Warszawa obawia się fanów Lecha Poznań
Ponad 1500 kibiców Lecha Poznań wykupiło bilety na wyjazdowy mecz z Legią Warszawa, ale sektor kibiców gości będzie zamknięty. Wojewoda mazowiecki wydał "negatywną ocenę bezpieczeństwa".
Przygotowania stowarzyszenia kibiców Wiara Lecha do sobotniego wyjazdu na mecz Lecha Poznań w Warszawie z Legią trwały od kilku tygodni. Kibice szybko rozprowadzili bilety, przygotowali imienne listy i przygotowywali już specjalny pociąg, aby pojechać do stolicy w zorganizowanej grupie. Na żadnym z etapów policja nie zgłaszała zastrzeżeń, a kibice ustalali nawet zasady współpracy pomiędzy zainteresowanymi stronami. Jednak we wtorek wyjazd został nagle zablokowany przez wojewodę mazowieckiego Jacka Kozłowskiego, który przychylił się do wniosku komendanta stołecznego policji. Wydał on negatywną ocenę bezpieczeństwa.
- Wojewoda podziela ocenę policji, iż organizacja meczu z udziałem kibiców obu drużyn może realnie naruszyć porządek publiczny i stanowi zagrożenie dla bezpieczeństwa uczestników imprezy masowej. Na decyzję wpływ miała również niedostateczna obecność służb porządkowych podczas meczów ligowych w sektorach gości i gospodarzy. Utrudnia to lub uniemożliwia identyfikację osób łamiących prawo - można przeczytać w uzasadnieniu.

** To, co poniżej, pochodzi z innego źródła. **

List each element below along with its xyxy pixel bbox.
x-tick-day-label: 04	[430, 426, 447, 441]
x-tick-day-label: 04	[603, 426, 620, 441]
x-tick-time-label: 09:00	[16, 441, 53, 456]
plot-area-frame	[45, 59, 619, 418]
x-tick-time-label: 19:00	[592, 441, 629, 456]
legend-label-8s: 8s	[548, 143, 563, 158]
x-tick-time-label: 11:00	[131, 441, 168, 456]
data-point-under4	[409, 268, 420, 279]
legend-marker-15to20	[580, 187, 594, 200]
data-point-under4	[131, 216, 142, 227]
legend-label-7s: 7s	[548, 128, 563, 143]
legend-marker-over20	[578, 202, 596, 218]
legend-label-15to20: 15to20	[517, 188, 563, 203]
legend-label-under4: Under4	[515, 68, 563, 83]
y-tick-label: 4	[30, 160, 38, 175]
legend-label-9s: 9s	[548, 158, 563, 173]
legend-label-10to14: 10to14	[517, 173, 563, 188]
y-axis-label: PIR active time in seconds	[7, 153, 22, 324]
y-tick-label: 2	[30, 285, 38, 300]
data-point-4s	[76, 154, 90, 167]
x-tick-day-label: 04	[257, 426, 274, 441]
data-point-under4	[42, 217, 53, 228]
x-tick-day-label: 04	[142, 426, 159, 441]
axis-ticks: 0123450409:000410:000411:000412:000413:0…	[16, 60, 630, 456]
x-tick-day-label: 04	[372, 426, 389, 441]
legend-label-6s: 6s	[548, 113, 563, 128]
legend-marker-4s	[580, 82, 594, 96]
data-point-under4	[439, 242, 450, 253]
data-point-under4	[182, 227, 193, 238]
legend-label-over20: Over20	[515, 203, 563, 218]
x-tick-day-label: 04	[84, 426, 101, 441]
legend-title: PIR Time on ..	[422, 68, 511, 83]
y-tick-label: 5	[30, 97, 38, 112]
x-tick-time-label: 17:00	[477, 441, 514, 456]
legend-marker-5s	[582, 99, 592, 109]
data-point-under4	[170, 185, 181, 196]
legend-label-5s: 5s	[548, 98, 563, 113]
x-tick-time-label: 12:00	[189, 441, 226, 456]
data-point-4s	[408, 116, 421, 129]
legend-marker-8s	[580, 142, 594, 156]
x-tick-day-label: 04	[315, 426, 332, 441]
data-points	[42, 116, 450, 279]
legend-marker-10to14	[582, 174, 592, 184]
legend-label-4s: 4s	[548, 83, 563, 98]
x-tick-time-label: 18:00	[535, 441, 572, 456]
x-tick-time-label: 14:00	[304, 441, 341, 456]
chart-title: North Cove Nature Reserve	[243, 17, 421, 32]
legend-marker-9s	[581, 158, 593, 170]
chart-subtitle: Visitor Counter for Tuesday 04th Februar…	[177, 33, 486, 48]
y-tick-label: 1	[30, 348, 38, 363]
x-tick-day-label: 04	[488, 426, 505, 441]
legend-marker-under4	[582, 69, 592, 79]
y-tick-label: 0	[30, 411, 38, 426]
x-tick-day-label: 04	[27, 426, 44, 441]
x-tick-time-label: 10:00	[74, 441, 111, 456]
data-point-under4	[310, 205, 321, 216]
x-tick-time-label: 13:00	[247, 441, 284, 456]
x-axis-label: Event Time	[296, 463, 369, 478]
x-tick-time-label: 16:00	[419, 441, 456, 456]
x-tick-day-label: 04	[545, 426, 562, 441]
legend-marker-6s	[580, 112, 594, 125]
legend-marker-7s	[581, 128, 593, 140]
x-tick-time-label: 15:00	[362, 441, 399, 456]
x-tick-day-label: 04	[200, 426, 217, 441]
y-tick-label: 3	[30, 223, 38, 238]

Wojewoda mazowiecki podkreśla, że klub Legia Warszawa pisemnie potwierdził, iż wyłączenie sektora dla kibiców gości podniesie poziom bezpieczeństwa meczu. Choć wcześniej Legia przesłała do stowarzyszenia Wiara Lecha zasady korzystania z "sektora gości" i ustaliła wstępne warunki współpracy m.in. przekazano 1548 biletów.
Decyzją oburzeni są kibice Lecha Poznań, dla których sobotni mecz ma szczególne znaczenie. - Dla naszej drużyny to niezwykle ważny mecz, bowiem wciąż ma realne szanse zajęcia miejsca premiowanego grą w europejskich pucharach. W Warszawie mieliśmy być 12 zawodnikiem Lecha. Jeżeli ktoś nie potrafi zapewnić bezpieczeństwa półtora tysięcznej grupy kibiców, to w jaki sposób chce zapanować nad rzeszami fanów z Anglii, Holandii czy Chorwacji - powiedział w rozmowie z PAP Marcin Kawka z Wiary Lecha.
Natomiast "Przegląd Sportowy" nieoficjalnie ustalił, że negatywna ocena policji to efekt planowanej również na sobotę demonstracji pod sejmem zwolenników telewizji Trwam. Policja zasugerowała klubom przeniesienie ligowego meczu na najbliższy poniedziałek, ale Legia się nie zgodziła, bo dzień później gra w Kielcach finał Pucharu Polski.